飛行機はその移動速度が速い割に、早々と空港に着いていなくてはならないので、どうにもそれが無駄のような気がする。以前、搭乗の時間まで2時間あるからとたかをくくっていたら、駐車場に停める待ち時間が「180分」と掲示されていてパニックになった。
搭乗手続きを済ませてからフライトまで1時間半以上あることはざらで、そんな時に空港の飲食店が充実していることは何ともありがたい。
羽田空港の第1ターミナルに、「cuud」というシンプルなロゴの店がある。大きめの暖簾に「カレーうどん」と書いていなければ、何の店なのか分かりにくいお洒落さだ。
数年前にたまたま見つけて入ってみたら、なかなかに洗練された味のグレイビーで、スパイシーでもある。それからこの近くで待つ時間があるときは、たいてい使わせてもらっている。
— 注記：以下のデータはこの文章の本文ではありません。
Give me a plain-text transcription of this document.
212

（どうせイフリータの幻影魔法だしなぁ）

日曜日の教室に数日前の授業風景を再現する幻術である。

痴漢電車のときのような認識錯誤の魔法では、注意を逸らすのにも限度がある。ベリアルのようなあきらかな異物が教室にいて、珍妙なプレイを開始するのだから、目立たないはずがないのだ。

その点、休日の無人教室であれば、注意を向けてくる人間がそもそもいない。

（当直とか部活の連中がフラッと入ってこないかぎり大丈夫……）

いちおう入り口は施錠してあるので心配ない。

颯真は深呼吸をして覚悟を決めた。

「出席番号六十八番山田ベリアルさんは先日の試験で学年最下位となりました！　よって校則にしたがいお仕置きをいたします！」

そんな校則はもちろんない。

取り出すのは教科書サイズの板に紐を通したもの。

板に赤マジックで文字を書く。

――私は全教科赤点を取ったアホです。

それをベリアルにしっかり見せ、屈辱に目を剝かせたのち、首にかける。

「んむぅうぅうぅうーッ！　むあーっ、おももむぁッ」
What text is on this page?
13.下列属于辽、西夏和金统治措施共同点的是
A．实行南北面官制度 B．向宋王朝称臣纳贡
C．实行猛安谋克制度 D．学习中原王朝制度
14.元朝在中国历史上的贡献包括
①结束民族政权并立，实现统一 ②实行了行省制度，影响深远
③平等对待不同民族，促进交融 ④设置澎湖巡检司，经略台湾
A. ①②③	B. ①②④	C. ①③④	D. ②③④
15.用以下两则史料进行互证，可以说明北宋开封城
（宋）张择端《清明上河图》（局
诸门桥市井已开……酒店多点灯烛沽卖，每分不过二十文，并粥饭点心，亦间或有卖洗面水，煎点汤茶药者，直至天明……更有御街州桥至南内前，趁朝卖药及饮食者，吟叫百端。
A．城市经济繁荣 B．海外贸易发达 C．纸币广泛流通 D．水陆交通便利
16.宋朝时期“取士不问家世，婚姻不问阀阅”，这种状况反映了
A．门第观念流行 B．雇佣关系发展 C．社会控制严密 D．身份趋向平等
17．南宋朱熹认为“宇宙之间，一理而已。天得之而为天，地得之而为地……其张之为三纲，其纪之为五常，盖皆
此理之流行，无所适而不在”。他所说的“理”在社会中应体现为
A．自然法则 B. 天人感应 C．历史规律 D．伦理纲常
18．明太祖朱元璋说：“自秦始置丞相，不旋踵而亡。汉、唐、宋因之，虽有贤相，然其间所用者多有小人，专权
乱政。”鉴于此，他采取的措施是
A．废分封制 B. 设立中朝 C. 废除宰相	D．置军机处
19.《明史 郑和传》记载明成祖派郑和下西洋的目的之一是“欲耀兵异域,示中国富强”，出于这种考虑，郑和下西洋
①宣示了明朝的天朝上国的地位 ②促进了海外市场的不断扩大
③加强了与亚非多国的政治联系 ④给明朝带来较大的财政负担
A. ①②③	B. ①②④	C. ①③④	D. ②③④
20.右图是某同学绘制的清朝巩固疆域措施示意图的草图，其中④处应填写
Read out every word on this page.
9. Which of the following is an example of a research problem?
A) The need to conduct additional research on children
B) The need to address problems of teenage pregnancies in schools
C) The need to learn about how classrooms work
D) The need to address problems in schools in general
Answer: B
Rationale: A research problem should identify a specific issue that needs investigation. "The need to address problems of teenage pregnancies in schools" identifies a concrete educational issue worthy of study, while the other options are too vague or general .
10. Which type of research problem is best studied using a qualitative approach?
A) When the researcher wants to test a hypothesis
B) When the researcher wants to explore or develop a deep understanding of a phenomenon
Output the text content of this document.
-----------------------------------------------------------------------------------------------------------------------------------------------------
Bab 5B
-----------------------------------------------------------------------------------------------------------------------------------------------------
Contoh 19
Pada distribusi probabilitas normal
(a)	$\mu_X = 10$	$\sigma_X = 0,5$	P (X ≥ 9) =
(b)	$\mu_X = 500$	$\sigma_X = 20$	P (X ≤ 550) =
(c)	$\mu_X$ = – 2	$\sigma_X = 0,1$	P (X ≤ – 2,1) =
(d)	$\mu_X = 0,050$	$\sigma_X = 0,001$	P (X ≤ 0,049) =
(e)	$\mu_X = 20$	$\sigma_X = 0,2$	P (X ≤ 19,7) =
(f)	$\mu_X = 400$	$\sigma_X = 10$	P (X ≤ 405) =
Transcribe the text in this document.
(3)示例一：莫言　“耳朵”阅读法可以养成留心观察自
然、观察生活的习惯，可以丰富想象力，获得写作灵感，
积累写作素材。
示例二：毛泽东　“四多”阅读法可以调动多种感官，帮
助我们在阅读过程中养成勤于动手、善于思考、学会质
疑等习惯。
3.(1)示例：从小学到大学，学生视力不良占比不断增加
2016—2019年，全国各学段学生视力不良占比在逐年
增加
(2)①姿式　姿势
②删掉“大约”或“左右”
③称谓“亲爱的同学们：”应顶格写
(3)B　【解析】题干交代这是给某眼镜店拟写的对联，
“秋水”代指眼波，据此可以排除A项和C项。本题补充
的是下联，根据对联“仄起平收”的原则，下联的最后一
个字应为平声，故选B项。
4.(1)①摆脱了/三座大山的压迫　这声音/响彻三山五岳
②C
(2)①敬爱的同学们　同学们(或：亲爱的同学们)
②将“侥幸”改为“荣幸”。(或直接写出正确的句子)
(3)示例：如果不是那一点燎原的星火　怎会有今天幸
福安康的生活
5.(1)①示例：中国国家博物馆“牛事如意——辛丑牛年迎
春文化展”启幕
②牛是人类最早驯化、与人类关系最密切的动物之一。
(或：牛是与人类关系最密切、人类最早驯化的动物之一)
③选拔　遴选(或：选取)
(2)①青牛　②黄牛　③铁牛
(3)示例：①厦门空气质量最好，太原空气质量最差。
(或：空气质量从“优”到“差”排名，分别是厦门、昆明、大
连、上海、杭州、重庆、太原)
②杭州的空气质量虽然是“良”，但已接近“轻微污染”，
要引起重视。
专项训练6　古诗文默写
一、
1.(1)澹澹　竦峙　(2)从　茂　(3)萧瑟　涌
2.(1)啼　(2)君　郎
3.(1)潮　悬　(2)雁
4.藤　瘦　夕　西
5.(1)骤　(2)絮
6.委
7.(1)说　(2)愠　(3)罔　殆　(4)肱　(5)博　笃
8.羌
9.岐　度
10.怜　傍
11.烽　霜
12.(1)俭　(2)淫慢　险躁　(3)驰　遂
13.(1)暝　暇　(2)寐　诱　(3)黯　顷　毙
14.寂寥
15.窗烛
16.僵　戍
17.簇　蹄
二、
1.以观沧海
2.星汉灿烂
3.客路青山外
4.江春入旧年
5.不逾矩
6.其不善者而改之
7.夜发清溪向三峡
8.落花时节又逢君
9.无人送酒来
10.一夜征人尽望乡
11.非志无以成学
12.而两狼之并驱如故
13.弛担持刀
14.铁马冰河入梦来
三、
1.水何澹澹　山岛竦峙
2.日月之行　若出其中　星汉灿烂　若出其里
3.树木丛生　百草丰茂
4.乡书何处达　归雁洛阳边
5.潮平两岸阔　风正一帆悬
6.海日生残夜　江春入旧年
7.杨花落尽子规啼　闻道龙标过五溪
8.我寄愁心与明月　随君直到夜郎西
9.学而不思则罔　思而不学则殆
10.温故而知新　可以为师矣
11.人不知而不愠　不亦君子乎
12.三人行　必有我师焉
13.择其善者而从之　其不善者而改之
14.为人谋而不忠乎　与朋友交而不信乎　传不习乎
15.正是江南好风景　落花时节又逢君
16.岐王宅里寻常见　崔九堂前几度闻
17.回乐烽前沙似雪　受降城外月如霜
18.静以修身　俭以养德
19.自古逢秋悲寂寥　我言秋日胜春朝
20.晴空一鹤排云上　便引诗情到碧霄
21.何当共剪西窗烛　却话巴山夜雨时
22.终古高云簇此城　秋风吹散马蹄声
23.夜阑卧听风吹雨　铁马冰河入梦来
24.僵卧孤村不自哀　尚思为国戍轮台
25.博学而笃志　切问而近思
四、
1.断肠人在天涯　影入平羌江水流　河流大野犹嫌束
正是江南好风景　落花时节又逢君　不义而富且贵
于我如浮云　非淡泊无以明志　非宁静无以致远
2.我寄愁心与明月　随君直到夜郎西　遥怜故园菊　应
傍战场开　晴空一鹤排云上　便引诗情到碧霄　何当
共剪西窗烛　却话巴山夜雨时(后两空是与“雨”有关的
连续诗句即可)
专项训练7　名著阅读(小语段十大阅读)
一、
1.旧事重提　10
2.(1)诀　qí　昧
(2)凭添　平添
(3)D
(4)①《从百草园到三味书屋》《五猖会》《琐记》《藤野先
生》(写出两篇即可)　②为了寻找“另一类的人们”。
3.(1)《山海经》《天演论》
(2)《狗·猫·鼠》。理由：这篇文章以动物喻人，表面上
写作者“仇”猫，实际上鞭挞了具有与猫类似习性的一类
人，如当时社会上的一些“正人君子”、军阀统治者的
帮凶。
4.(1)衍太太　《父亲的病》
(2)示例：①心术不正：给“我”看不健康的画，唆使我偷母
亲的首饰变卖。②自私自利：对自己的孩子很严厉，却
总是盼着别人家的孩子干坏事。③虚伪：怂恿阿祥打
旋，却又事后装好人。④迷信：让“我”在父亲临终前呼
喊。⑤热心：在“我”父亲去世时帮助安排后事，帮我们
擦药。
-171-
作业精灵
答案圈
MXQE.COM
昼時だったので、退店するまで行列が途切れることがなかったが、席数が多いのでそれほど待つことがない様子だ。
最近そこかしこで見られる、大きなカラー画面の券売機で食券を購入して、カウンターへ。今回はカレーうどんとトマトカレーうどんのハーフアンドハーフにして、大盛りでお願いした。
通常の高さの椅子用カウンターと、スツール用の高めのカウンターがあるのはいろんな国の人に利用してもらえる工夫なのだろうか。
カウンターの中からグラスに冷たいお茶を注いでくれてしばし待つと、トレイごと提供される。
トマトカレーはやはり酸味が利いているけれど、全体的にマイルドな味わい。出汁の旨味を感じつつ、稲庭風細目のうどんが、よくカレーに絡んで食べやすい。交互に食べて、添えられているご飯をカレーに沈めつつ二度美味しい、いや二種なので三度、いやそれぞれが二度だから四度美味しいのか。箸休めのピクルスも食べやすく健康的ななお味だ。
ご飯を食べた後もまだ少しグレイビーが残るので、そこに添えられた出汁スープを入れて最後まで汁を楽しむ。これはなかなか無駄がない。
初めて大盛りを頼んだけれど、おじさんにはちょうど良い加減かもしれない。ひと心地ついて、待合い室に。空港内のラウンジでコーヒーを飲む。個人的にはこれもセットとして定着しそうだ。
この「cuud」という店名の由来は何だろうか。「curry」と「udon」の頭2字ずつを取って並べたのだろうか。まさか「喰うど!」という宣言ではないだろう……。